Blogging with Jekyll

Posted on July 1, 2011

… or, “from static to dynamic and back again”.

I’ve finally decided to set-up a new technical blog. I think one of the main reasons it took me so long to start was that I couldn’t find an engine that matched my taste. Ok… as a coder, my taste is not exactly that of a final user.

  • I didn’t want to pay. I woult have felt a bit dumb knowing I could be using something like WordPress or Blogger for free even if they’re not exactly what I’m looking for.
  • I don’t think storing pages in a relational DB is the smartest thing to do. Relational DBs are for structured data, not documents.
  • I want to be able to use the tools I learned to love as a coder in my posts. After all, It’s all about text, right? I want versioning, regexp searches, and all that good old unix tools for text processing.
  • I’d rather die than use a web-based editor.
  • I want to be able to produce high quality, standards compliant and easily modifyable html… but authoring in a more human-friendly markup, of course…
  • I don’t want to be stuck to a system once I’ve started. What I care most is content. I want to be able to migrate my posts whenever I want.
  • The system should be elegant, not a bunch of scripts tied together.

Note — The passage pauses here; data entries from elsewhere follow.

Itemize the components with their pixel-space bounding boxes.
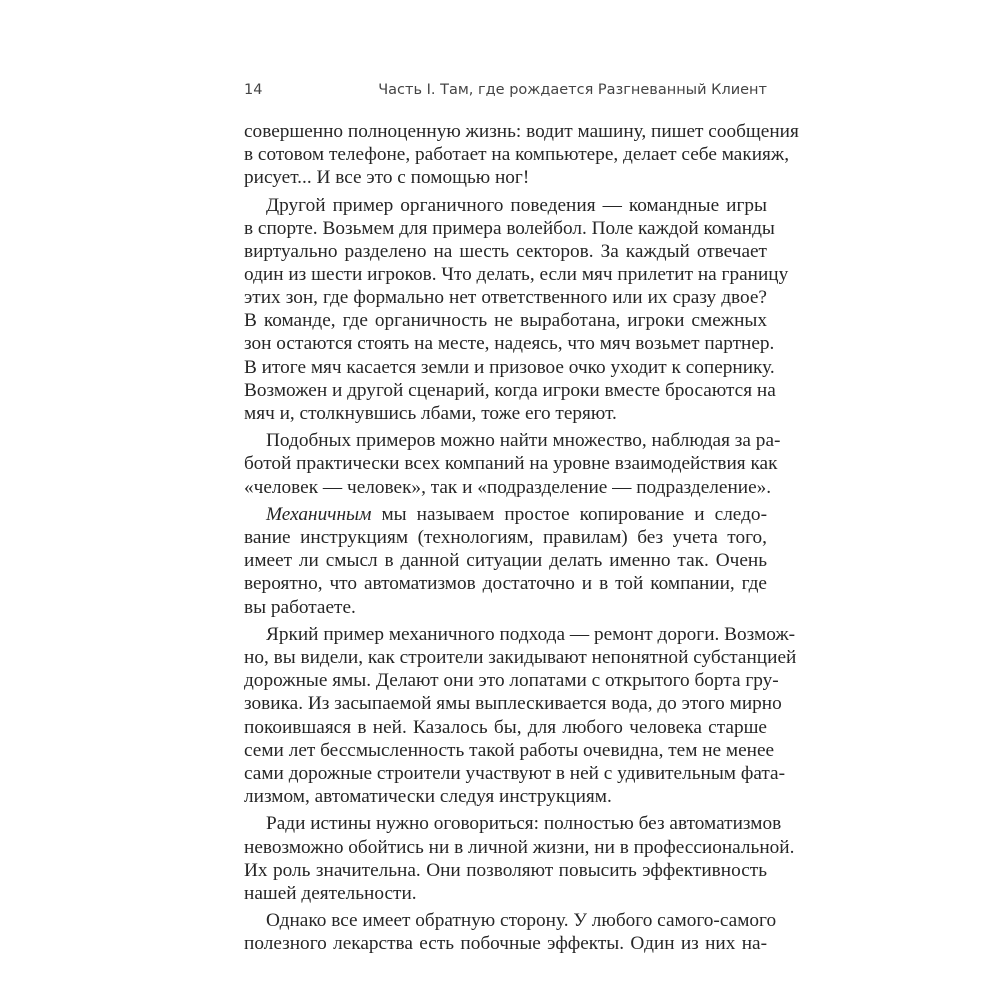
text-line: полезного лекарства есть побочные эффекты. Один из них на- xyxy=(244,933,767,955)
text-line: «человек — человек», так и «подразделение — подразделение». xyxy=(244,476,772,498)
text-line: дорожные ямы. Делают они это лопатами с открытого борта гру- xyxy=(244,670,779,692)
text-line: В команде, где органичность не выработана, игроки смежных xyxy=(244,310,767,332)
text-line: семи лет бессмысленность такой работы очевидна, тем не менее xyxy=(244,739,775,761)
text-line: сами дорожные строители участвуют в ней с удивительным фата- xyxy=(244,762,786,784)
text-line: рисует... И все это с помощью ног! xyxy=(244,167,530,189)
text-line: Другой пример органичного поведения — командные игры xyxy=(266,194,767,216)
text-line: один из шести игроков. Что делать, если мяч прилетит на границу xyxy=(244,264,789,286)
text-line: В итоге мяч касается земли и призовое очко уходит к сопернику. xyxy=(244,356,775,378)
text-line: покоившаяся в ней. Казалось бы, для любого человека старше xyxy=(244,716,767,738)
text-line: Однако все имеет обратную сторону. У любого самого-самого xyxy=(266,910,777,932)
italic-term: Механичным xyxy=(266,504,372,526)
text-line xyxy=(244,503,767,526)
text-line: Ради истины нужно оговориться: полностью без автоматизмов xyxy=(266,813,782,835)
text-line: ботой практически всех компаний на уровне взаимодействия как xyxy=(244,453,778,475)
text-line: Их роль значительна. Они позволяют повысить эффективность xyxy=(244,859,767,881)
text-line: но, вы видели, как строители закидывают непонятной субстанцией xyxy=(244,647,797,669)
text-line: лизмом, автоматически следуя инструкциям. xyxy=(244,785,612,807)
text-line: этих зон, где формально нет ответственного или их сразу двое? xyxy=(244,287,767,309)
text-line: зон остаются стоять на месте, надеясь, что мяч возьмет партнер. xyxy=(244,333,775,355)
text-line: мяч и, столкнувшись лбами, тоже его теряют. xyxy=(244,402,617,424)
text-line: вание инструкциям (технологиям, правилам) без учета того, xyxy=(244,527,767,549)
text-line: нашей деятельности. xyxy=(244,882,417,904)
text-line: зовика. Из засыпаемой ямы выплескивается вода, до этого мирно xyxy=(244,693,782,715)
running-head: Часть I. Там, где рождается Разгневанный Клиент xyxy=(378,82,767,98)
text-line: в спорте. Возьмем для примера волейбол. Поле каждой команды xyxy=(244,217,775,239)
text-line: вероятно, что автоматизмов достаточно и в той компании, где xyxy=(244,573,767,595)
text-line: в сотовом телефоне, работает на компьютере, делает себе макияж, xyxy=(244,144,790,166)
page-number: 14 xyxy=(244,82,263,98)
text-line: Возможен и другой сценарий, когда игроки вместе бросаются на xyxy=(244,379,776,401)
line-text: мы называем простое копирование и следо- xyxy=(381,504,767,526)
text-line: невозможно обойтись ни в личной жизни, ни в профессиональной. xyxy=(244,836,795,858)
text-line: имеет ли смысл в данной ситуации делать именно так. Очень xyxy=(244,550,767,572)
text-line: Подобных примеров можно найти множество, наблюдая за ра- xyxy=(266,430,781,452)
text-line: Яркий пример механичного подхода — ремонт дороги. Возмож- xyxy=(266,624,796,646)
text-line: виртуально разделено на шесть секторов. За каждый отвечает xyxy=(244,241,767,262)
text-line: вы работаете. xyxy=(244,596,356,618)
text-line: совершенно полноценную жизнь: водит машину, пишет сообщения xyxy=(244,121,799,142)
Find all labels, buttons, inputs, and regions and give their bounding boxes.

After reading this post, it became clear that what I wanted was a static site generator.

Static? But that’s soooo 1990s… well yes… and no. I’ve you’ve ever tried to roll your own blog engine (a common web framework learning exercice), and got to the point of optimization, you may have come to realize that you can cache most, if not all, your content… mmmmm… This is certainly oversimplifying, but you get the point:

DYNAMIC + A WHOLE LOT OF CACHING = STATIC

The other, probably most relevant, difference from the 90s is the mashups culture. Your web app can rely on third party services for its dynamic parts. (IMHO, Even if you are able to serve dynamic content, it’s still interesting to use some of those services).

Now that you know the whys, let’s talk about the hows.

Jekyll

There are several static page generators out there (just Google for them). I feel confident with Ruby, but the key point here was Github Pages having automatic Jekyll processing (no suprise: jekyll’s author is one of the Github founders).

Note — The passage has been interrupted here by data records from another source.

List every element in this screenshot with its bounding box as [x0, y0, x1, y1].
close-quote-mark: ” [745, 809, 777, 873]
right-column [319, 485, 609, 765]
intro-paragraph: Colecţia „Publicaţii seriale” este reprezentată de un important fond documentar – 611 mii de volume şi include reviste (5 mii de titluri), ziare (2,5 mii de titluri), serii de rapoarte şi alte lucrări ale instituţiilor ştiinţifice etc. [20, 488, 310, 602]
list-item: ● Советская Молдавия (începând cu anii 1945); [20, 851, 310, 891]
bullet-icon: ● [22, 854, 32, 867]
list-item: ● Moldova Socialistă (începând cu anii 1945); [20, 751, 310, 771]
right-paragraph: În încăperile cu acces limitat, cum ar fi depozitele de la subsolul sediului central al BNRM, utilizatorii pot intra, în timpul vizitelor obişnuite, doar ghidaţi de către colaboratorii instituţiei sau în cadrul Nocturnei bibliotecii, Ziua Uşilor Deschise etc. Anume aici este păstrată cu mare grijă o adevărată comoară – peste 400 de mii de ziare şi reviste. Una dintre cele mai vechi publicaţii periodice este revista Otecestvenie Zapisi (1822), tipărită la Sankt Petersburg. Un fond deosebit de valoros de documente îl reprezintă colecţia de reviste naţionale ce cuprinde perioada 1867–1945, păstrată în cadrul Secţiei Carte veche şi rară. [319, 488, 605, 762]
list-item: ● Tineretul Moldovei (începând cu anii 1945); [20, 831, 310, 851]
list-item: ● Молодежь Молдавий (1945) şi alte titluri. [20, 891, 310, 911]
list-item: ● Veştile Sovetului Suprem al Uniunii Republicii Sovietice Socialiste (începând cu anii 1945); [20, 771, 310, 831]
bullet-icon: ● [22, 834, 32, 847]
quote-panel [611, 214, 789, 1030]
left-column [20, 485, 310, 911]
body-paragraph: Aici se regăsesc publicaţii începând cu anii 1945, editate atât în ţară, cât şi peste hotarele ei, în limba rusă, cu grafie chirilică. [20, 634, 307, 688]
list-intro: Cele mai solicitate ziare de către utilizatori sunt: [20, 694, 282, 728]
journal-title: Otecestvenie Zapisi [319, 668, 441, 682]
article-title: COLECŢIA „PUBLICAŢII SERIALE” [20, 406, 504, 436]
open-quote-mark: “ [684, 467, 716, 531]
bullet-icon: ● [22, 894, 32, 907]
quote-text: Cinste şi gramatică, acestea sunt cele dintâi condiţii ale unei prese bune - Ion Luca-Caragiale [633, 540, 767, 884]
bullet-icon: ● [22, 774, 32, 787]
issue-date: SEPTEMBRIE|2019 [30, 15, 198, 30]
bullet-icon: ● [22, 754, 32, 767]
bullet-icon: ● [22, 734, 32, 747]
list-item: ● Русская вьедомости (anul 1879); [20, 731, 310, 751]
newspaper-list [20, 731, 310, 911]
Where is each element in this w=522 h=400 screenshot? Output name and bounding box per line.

I must admit I am curious about Hakyll too…

With jekyll, you get:

  • A full templating system based on markup authoring run through liquid-powered templates.
  • Syntax highlighting (through) pygments. Just install it and run with the --pygments option.
  • Tagging (not directly, but easy to add).
  • A content-based related posts feature.

Plus, of course, the possibility to store your blog at GitHub.

Comments system

There are some good reasons for using a third party comment system instead of your own (security, merging different sources, statistics…), even if you can serve dynamic content. For this blog I chose disqus, but there are others…

Github

Both the content and the templates for this blog are hosted at a Github free account, which will even let you redirect your domain. You can check the source code, fork the repo or whatever here.

Updates as of Feb 2013

Some other tools have sprung around github pages / Jekyll. If I started blogging now I’d probably check them out:

  • Octopress Is built on top of Jekyll to help hackers with the boring part of setting up a bloc (css, html templates, etc…).
  • Jekyll bootstrap Helps setting up a github pages account. There’s a new project by the same author that aims to be language agnostic called ruhoh.